A Xhosa speaker, Mandela was born to the Thembu royal family in Mvezo, Union of South Africa. He studied law at the University of Fort Hare and the University of Witwatersrand before working as a lawyer in Johannesburg. There he became involved in anti-colonial and African nationalist politics, joining the ANC in 1943 and co-founding its Youth League in 1944. After the National Party’s white-only government established apartheid, a system of racial segregation that privileged whites, he and the ANC committed themselves to its overthrow. Mandela was appointed president of the ANC’s Transvaal branch, rising to prominence for his involvement in the 1952 Defiance Campaign and the 1955 Congress of the People. He was repeatedly arrested for seditious activities and was unsuccessfully prosecuted in the 1956 Treason Trial. Influenced by Marxism, he secretly joined the banned South African Communist Party (SACP).

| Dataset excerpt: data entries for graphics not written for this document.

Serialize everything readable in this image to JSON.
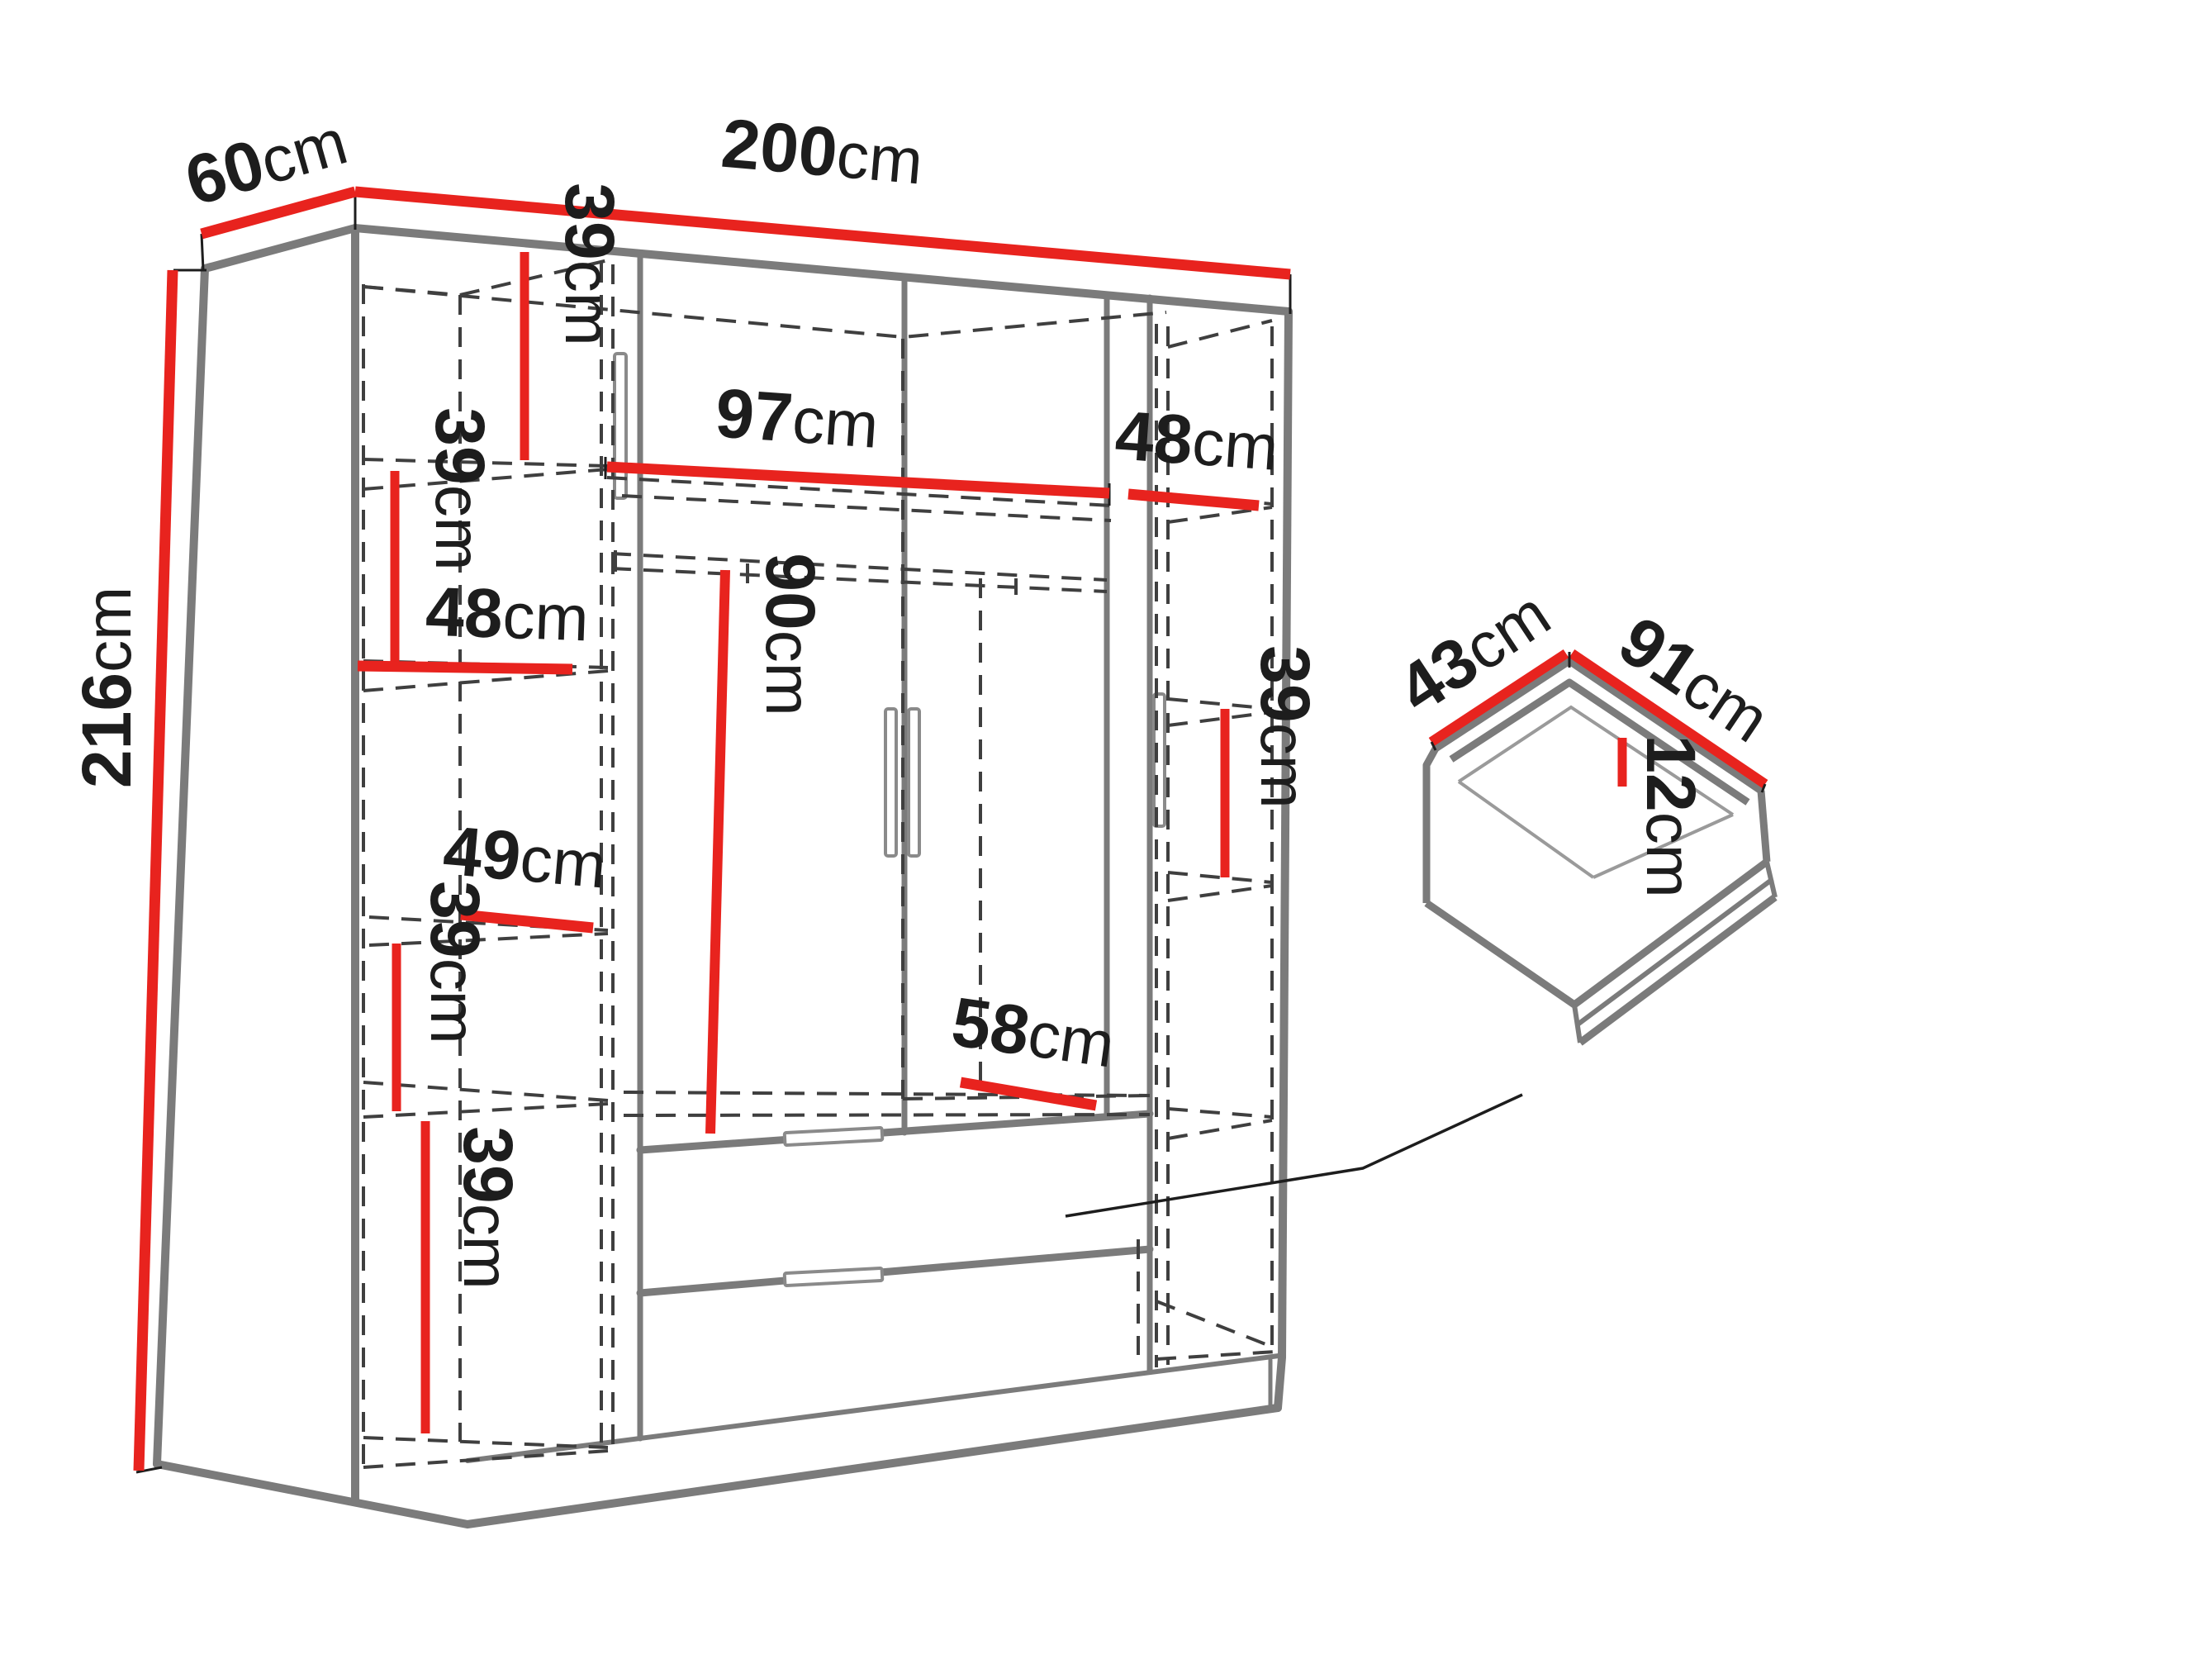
{
  "meta": {
    "background": "#ffffff",
    "accent_red": "#e8231e",
    "outline_gray": "#7b7b7b",
    "dash_gray": "#3f3f3f",
    "text_black": "#1d1d1d"
  },
  "dimensions": {
    "depth_top": {
      "num": "60",
      "unit": "cm"
    },
    "width_top": {
      "num": "200",
      "unit": "cm"
    },
    "height_left": {
      "num": "216",
      "unit": "cm"
    },
    "left_gap_1": {
      "num": "39",
      "unit": "cm"
    },
    "center_width": {
      "num": "97",
      "unit": "cm"
    },
    "right_shelf_width": {
      "num": "48",
      "unit": "cm"
    },
    "left_gap_2": {
      "num": "39",
      "unit": "cm"
    },
    "left_shelf_width_1": {
      "num": "48",
      "unit": "cm"
    },
    "left_shelf_width_2": {
      "num": "49",
      "unit": "cm"
    },
    "left_gap_3": {
      "num": "39",
      "unit": "cm"
    },
    "left_gap_4": {
      "num": "39",
      "unit": "cm"
    },
    "hanging_height": {
      "num": "90",
      "unit": "cm"
    },
    "bottom_shelf_width": {
      "num": "58",
      "unit": "cm"
    },
    "right_gap": {
      "num": "39",
      "unit": "cm"
    },
    "drawer_depth": {
      "num": "43",
      "unit": "cm"
    },
    "drawer_width": {
      "num": "91",
      "unit": "cm"
    },
    "drawer_height": {
      "num": "12",
      "unit": "cm"
    }
  }
}
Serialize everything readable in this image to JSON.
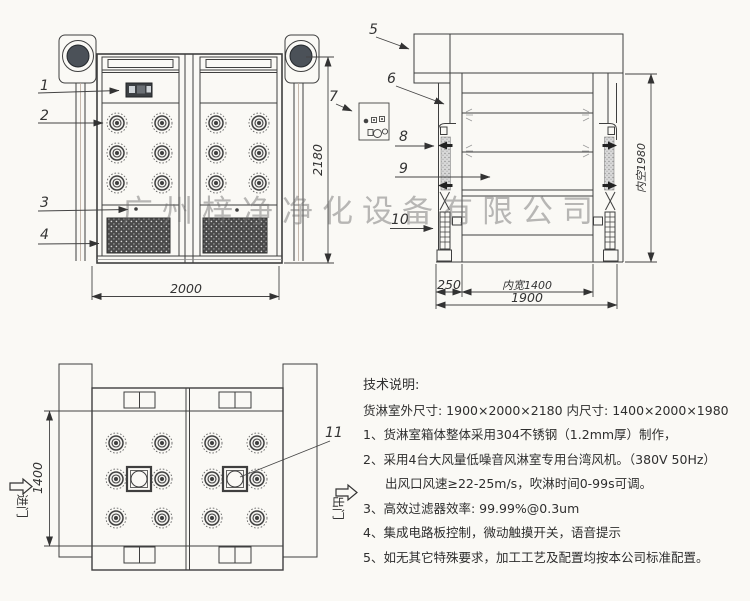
{
  "watermark": "广州梓净净化设备有限公司",
  "labels": {
    "l1": "1",
    "l2": "2",
    "l3": "3",
    "l4": "4",
    "l5": "5",
    "l6": "6",
    "l7": "7",
    "l8": "8",
    "l9": "9",
    "l10": "10",
    "l11": "11"
  },
  "dims": {
    "front_width": "2000",
    "front_height": "2180",
    "side_left": "250",
    "side_inner_width": "内宽1400",
    "side_total": "1900",
    "side_inner_height": "内空1980",
    "plan_depth": "1400"
  },
  "plan": {
    "entrance": "进门",
    "exit": "出门"
  },
  "notes": {
    "title": "技术说明:",
    "size_line": "货淋室外尺寸: 1900×2000×2180  内尺寸: 1400×2000×1980",
    "items": [
      "1、货淋室箱体整体采用304不锈钢（1.2mm厚）制作，",
      "2、采用4台大风量低噪音风淋室专用台湾风机。（380V 50Hz）",
      "出风口风速≥22-25m/s，吹淋时间0-99s可调。",
      "3、高效过滤器效率: 99.99%@0.3um",
      "4、集成电路板控制，微动触摸开关，语音提示",
      "5、如无其它特殊要求，加工工艺及配置均按本公司标准配置。"
    ]
  }
}
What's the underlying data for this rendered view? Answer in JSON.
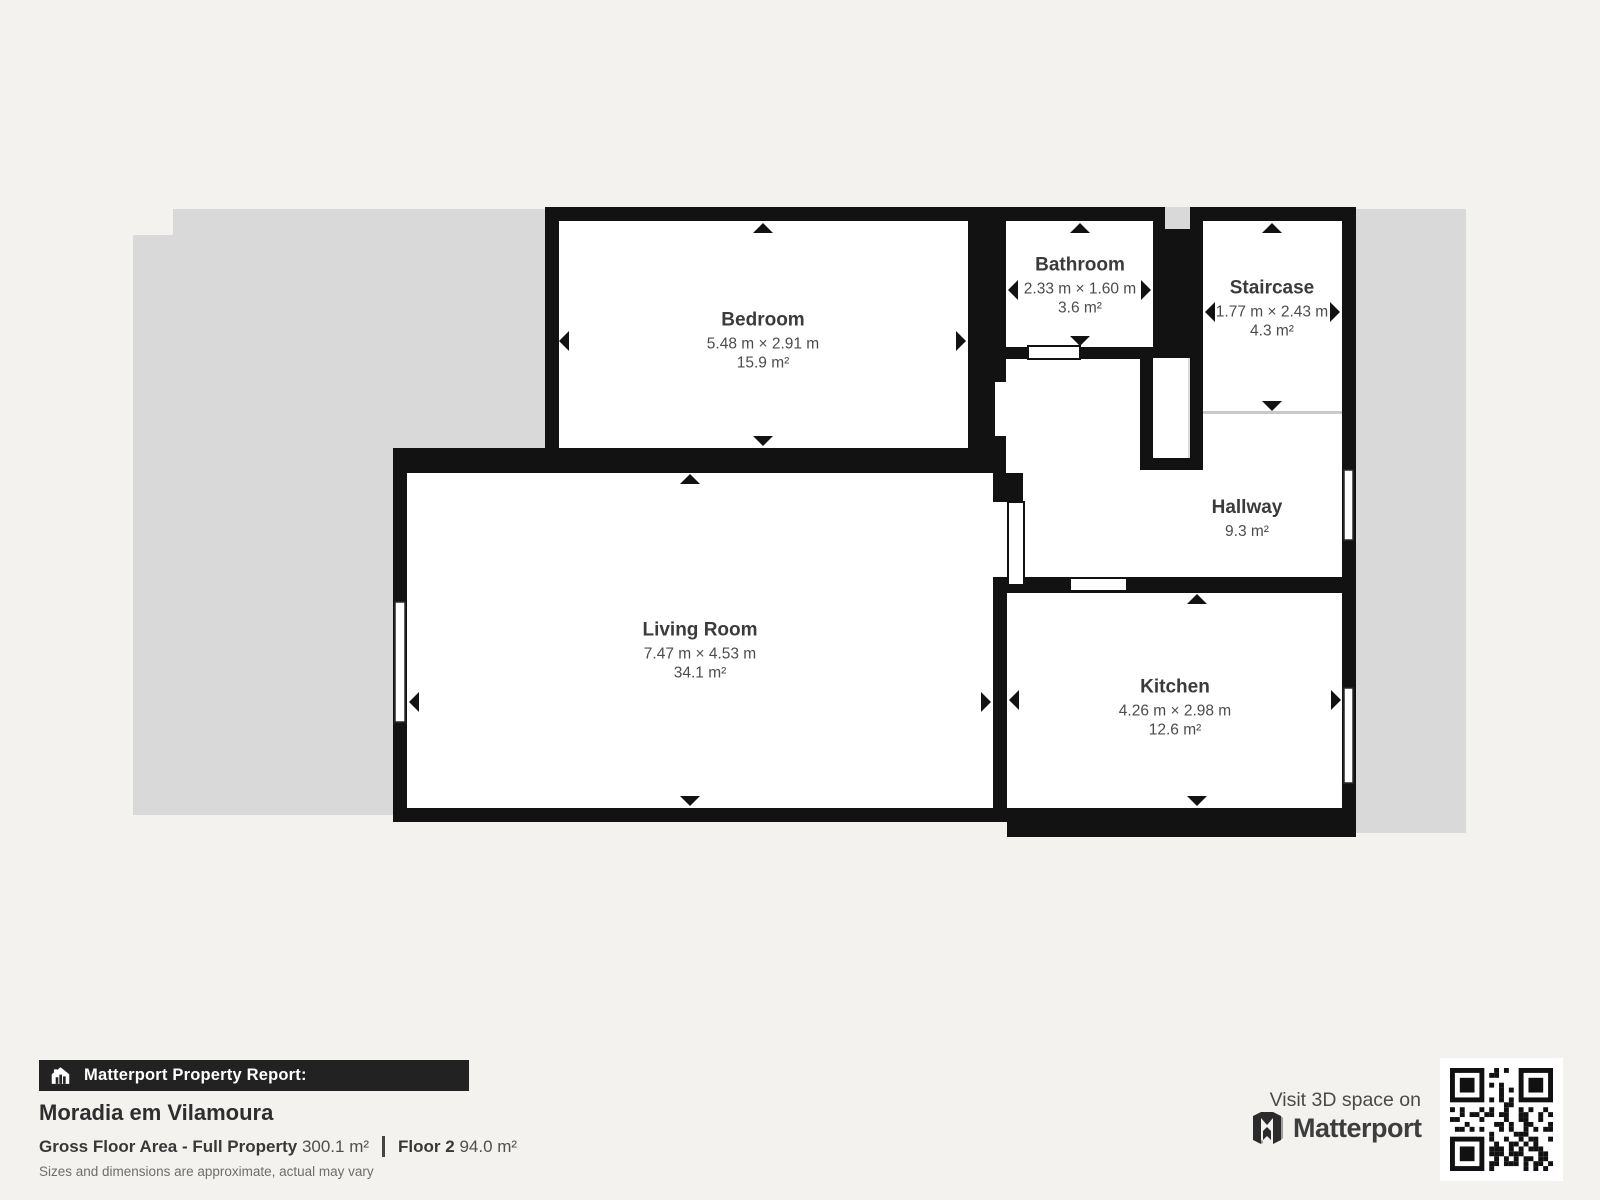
{
  "plan": {
    "rooms": [
      {
        "name": "Bedroom",
        "dims": "5.48 m × 2.91 m",
        "area": "15.9 m²"
      },
      {
        "name": "Bathroom",
        "dims": "2.33 m × 1.60 m",
        "area": "3.6 m²"
      },
      {
        "name": "Staircase",
        "dims": "1.77 m × 2.43 m",
        "area": "4.3 m²"
      },
      {
        "name": "Hallway",
        "area": "9.3 m²"
      },
      {
        "name": "Living Room",
        "dims": "7.47 m × 4.53 m",
        "area": "34.1 m²"
      },
      {
        "name": "Kitchen",
        "dims": "4.26 m × 2.98 m",
        "area": "12.6 m²"
      }
    ]
  },
  "footer": {
    "report_label": "Matterport Property Report:",
    "property_name": "Moradia em Vilamoura",
    "gross_floor_label": "Gross Floor Area - Full Property",
    "gross_floor_value": "300.1 m²",
    "floor_label": "Floor 2",
    "floor_value": "94.0 m²",
    "disclaimer": "Sizes and dimensions are approximate, actual may vary",
    "visit_label": "Visit 3D space on",
    "brand_name": "Matterport"
  },
  "colors": {
    "wall": "#121212",
    "floor": "#ffffff",
    "property_silhouette": "#d9d9d9",
    "background": "#f3f2ef",
    "report_bar": "#222222"
  }
}
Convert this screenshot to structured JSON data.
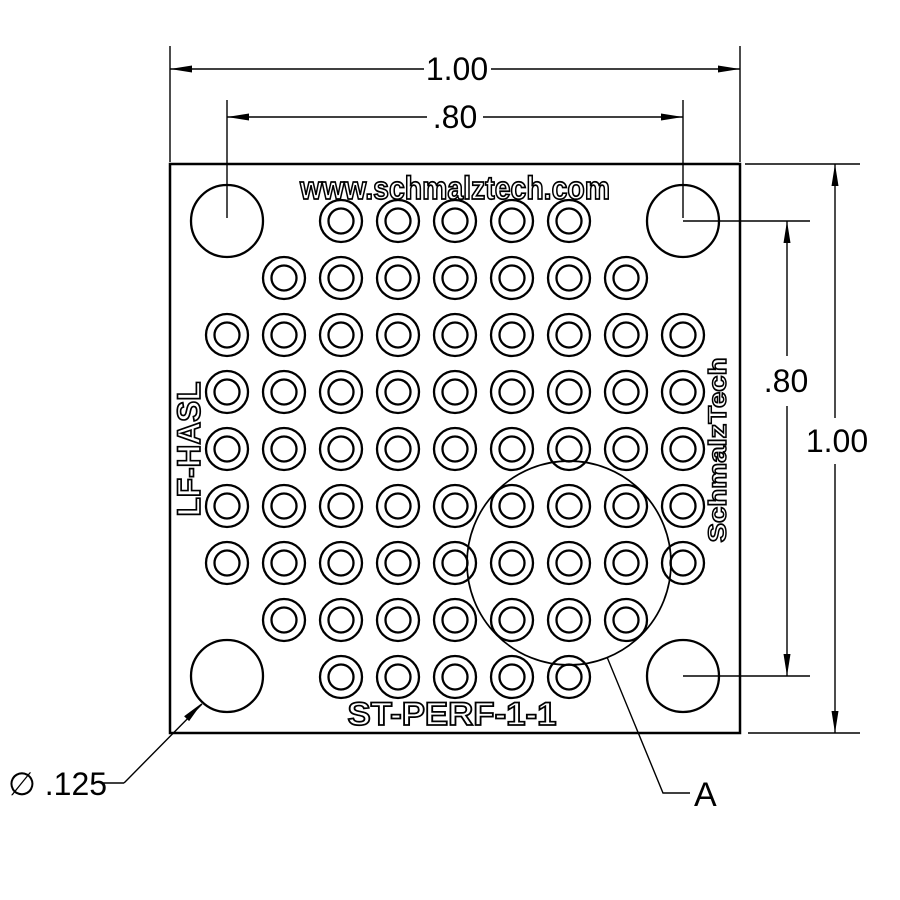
{
  "labels": {
    "website": "www.schmalztech.com",
    "part_number": "ST-PERF-1-1",
    "finish": "LF-HASL",
    "brand": "SchmalzTech",
    "detail": "A",
    "hole_callout": "∅ .125"
  },
  "dimensions": {
    "top_total": "1.00",
    "top_pads": ".80",
    "right_total": "1.00",
    "right_pads": ".80"
  },
  "geometry": {
    "board": {
      "x": 170,
      "y": 164,
      "width": 570,
      "height": 569
    },
    "grid": {
      "origin_x": 170,
      "origin_y": 164,
      "pitch": 57,
      "pad_outer_r": 21,
      "pad_inner_r": 12.5,
      "rows": [
        {
          "row": 1,
          "from": 3,
          "to": 7
        },
        {
          "row": 2,
          "from": 2,
          "to": 8
        },
        {
          "row": 3,
          "from": 1,
          "to": 9
        },
        {
          "row": 4,
          "from": 1,
          "to": 9
        },
        {
          "row": 5,
          "from": 1,
          "to": 9
        },
        {
          "row": 6,
          "from": 1,
          "to": 9
        },
        {
          "row": 7,
          "from": 1,
          "to": 9
        },
        {
          "row": 8,
          "from": 2,
          "to": 8
        },
        {
          "row": 9,
          "from": 3,
          "to": 7
        }
      ]
    },
    "corner_holes": {
      "r": 36,
      "centers": [
        [
          227,
          221
        ],
        [
          683,
          221
        ],
        [
          227,
          676
        ],
        [
          683,
          676
        ]
      ]
    },
    "detail_circle": {
      "cx": 569,
      "cy": 563,
      "r": 102
    }
  }
}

Although initially committed to non-violent protest, in association with the SACP he co-founded the militant Umkhonto we Sizwe in 1961 and led a sabotage campaign against the government. He was arrested and imprisoned in 1962, and subsequently sentenced to life imprisonment for conspiring to overthrow the state following the Rivonia Trial.
On 12 August 1988 he was taken to hospital where he was diagnosed with tuberculosis. After more than three months in two hospitals he was transferred on 7 December 1988 to a house at Victor Verster Prison near Paarl where he spent his last 14 months of imprisonment. He was released from its gates on Sunday 11 February 1990, nine days after the unbanning of the ANC and the PAC and nearly four months after the release of his remaining Rivonia comrades. Throughout his imprisonment he had rejected at least three conditional offers of release.